Rock Creek Park is a 2,100-acre natural escape located in northwest DC. During the spring months, its 32 miles of trails are bedecked with lush green trees, creating a sanctuary that will have you feeling far from the city. Of course, Rock Creek is not the only park worth visiting in the area – read up on more national parks to explore as you plan your spring trip.


Tap into the Electronic Superhighway at the Smithsonian American Art Museum


Nam June Paik’s jaw-dropping Electronic Superhighway installation is one of the Smithsonian American Art Museum's crown jewels. Closed-circuit televisions weave with neon lighting to create a piece that you can get lost in. From its multitude of colors, which indicate the individuality of states, to its screens, highlighting our obsession with film and television, Paik’s immense work leaves a lasting impact on the senses.


Be welcomed into Chinatown by the Friendship Archway


Friendship Archway in Chinatown - Neighborhoods in Washington, DC

Friendship Archway in Chinatown - Neighborhoods in Washington, DC

DC’s Chinatown neighborhood is home to one of the city’s grandest structures. The Friendship Archway stands as a 60-foot beacon at the intersection of 7th and H Streets NW, featuring detailed artwork that includes 7,000 tiles and 272 painted dragons. Its expanse and explosion of color makes the Archway a great photo-op – then you can continue exploring the neighborhood.

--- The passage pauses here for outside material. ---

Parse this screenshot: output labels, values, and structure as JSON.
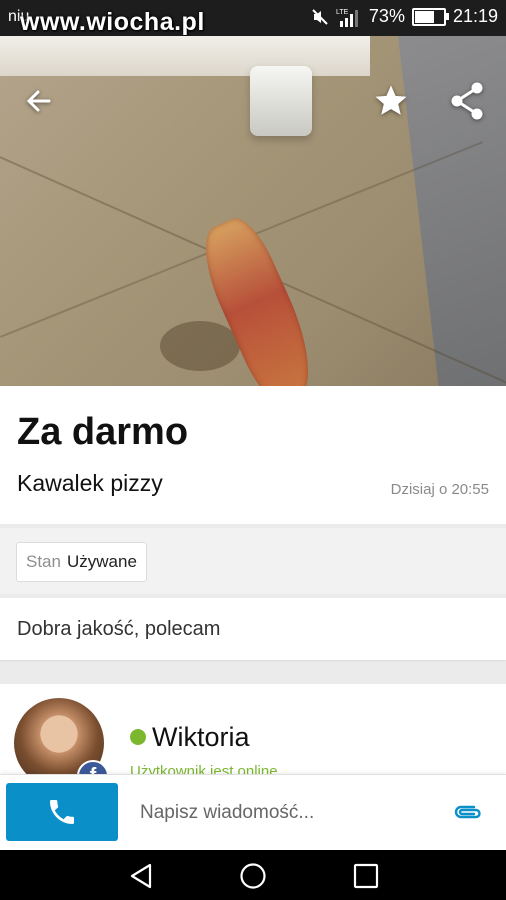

Surround yourself with vibrant plant life at the U.S. Botanic Garden


Located on the National Mall, the U.S. Botanic Garden is awash in colorful plants from around the world. Throughout its Conservatory, National Garden and Bartholdi Park, the Garden is a living plant museum, showcasing species rare and fascinating. Relax in the peaceful and scenic Garden Court after you have taken in the wonders of one of the country’s longest-running botanic gardens.


Witness art, architecture and landscape come together at Glenstone


Glenstone is not simply a trip to an art museum. This fascinating indoor-outdoor property and its architecture and artwork, all graced by the tranquility of nature, makes one feel that they’ve journeyed to another world altogether. Your sense of time can vanish as you are consumed by a mixture of artistic, architectural and natural beauty that you won’t find anywhere else in the DC area.


Take in colorful family programming at the Kennedy Center


The John F. Kennedy Center for the Performing Arts regularly features entertainment for the entire family to enjoy. Be sure to check out the free performances at Millennium Stage as well.